S'il faut accorder le préjugé favorable aux institutions officielles qui font de leur mieux pour remplir leur rôle comme il se doit, on doit être moins tolérant avec les institutions non officielles, c'est-à-dire les organisations non-gouvernementales (ONG) qui n'ont aucune raison de ne pas accomplir leurs missions avec le maximum d'objectivité, de professionnalisme et de célérité, d'une part, et de saisir qui de droit en vue de corriger les lacunes et faire sanctionner les dépassements, le cas échéant.
Parmi les plus importantes institutions locales qualifiées d'intérêt public, citons la Ligue tunisienne des doits de l'Homme, l'Ordre des avocats et l'Ordre des commissaires aux comptes, etc.
Un grand nombre d'autres associations, souvent présidées par de jeunes femmes, dont le but est de préserver les acquis de la Révolution et d'accompagner son évolution (Atide, ‘'Mourakiboun'' composées de jeunes cadres dynamiques et dévoués ont vu le jour depuis lors. En toute sincérité, l'abnégation, le sérieux et l'esprit de sacrifice qu'ils ont démontrés dans l'exécution de leur mission volontaire (non rémunérée) font honneur et plaisir à voir.
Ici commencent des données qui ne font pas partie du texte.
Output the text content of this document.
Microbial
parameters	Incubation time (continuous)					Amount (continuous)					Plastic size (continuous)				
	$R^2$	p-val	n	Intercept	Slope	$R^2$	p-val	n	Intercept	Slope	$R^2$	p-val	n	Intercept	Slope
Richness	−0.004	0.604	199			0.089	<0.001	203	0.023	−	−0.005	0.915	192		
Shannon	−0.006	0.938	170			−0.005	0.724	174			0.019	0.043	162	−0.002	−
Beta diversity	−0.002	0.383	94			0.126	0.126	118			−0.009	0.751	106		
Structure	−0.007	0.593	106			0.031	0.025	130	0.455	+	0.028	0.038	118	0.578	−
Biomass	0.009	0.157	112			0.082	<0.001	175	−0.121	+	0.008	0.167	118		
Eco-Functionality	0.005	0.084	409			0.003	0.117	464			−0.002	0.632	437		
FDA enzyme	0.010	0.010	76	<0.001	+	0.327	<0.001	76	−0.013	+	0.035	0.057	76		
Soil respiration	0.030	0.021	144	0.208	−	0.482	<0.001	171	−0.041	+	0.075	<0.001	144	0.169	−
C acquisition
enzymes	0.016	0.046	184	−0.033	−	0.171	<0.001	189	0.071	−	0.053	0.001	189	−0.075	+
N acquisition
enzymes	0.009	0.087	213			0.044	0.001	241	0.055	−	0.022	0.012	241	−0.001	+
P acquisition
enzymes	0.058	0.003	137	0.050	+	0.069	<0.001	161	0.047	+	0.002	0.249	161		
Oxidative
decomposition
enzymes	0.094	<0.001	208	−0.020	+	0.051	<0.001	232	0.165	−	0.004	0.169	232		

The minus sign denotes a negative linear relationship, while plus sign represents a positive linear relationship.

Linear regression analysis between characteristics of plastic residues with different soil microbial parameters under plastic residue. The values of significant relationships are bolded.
Tout le monde s'accorde à dire que le rôle de la société civile a été l'un des plus significatifs lors de la révolution et après pour éviter et surtout empêcher qu'elle ne soit détournée et récupérée au profit d'une classe ou des forces contre-révolutionnaires. Par dizaines de milliers, défiant un soleil de plomb et les menaces terroristes, les hommes et souvent les femmes plus que les hommes surtout dans la capitale, sont descendus dans la rue pour exprimer, pour hurler doit-on dire, leur colère et leur obstination à refuser toute forme de discrimination et de nouvelle dictature.
Conclusion
Si un seul des facteurs ci-dessus exposés continue de remplir dignement son rôle et ne dévie pas, malgré vents et marées, il n'y a aucune raison d'appréhender l'élection du président de la République issu du même parti qui a remporté les élections législatives et par conséquent le risque de voir une concentration des pouvoirs, ‘'ettaghaouel'' comme ont l'ont qualifié certains. Cette hypothèse comporte plus d'avantages que d'inconvénients et facilite la bipolarisation de la scène politique qui recèle, elle aussi, plus de bienfaits que de méfaits. Mais ce n'est pas là notre propos d'aujourd'hui
La peur de l'enclenchement de l'omnipotence et de la prépondérance d'un parti sur les autres et du retour de la dictature sont somme toute compréhensibles et personne ne voudrait revivre ce qu'a enduré la majeure partie du peuple pendant plus de 50 ans du fait de cette situation, mais il ne faudrait pas en faire une fixation et chercher à rationaliser ce qui n'est qu'une vue de l'esprit, une hypothèse d'école et une politique-fiction. Sinon, cela reviendrait à brouiller et à ‘'polluer'' l'esprit des électeurs par un ‘'effet campagne'' ou ‘'effet marketing de base‘' en termes de communication pour introduire une dose de trouble et de manque d'appréciation et même de discernement dans leur évaluation de la réalité des choses et des faits concrets. Il faut concéder quand même que la vigilance doit rester de mise.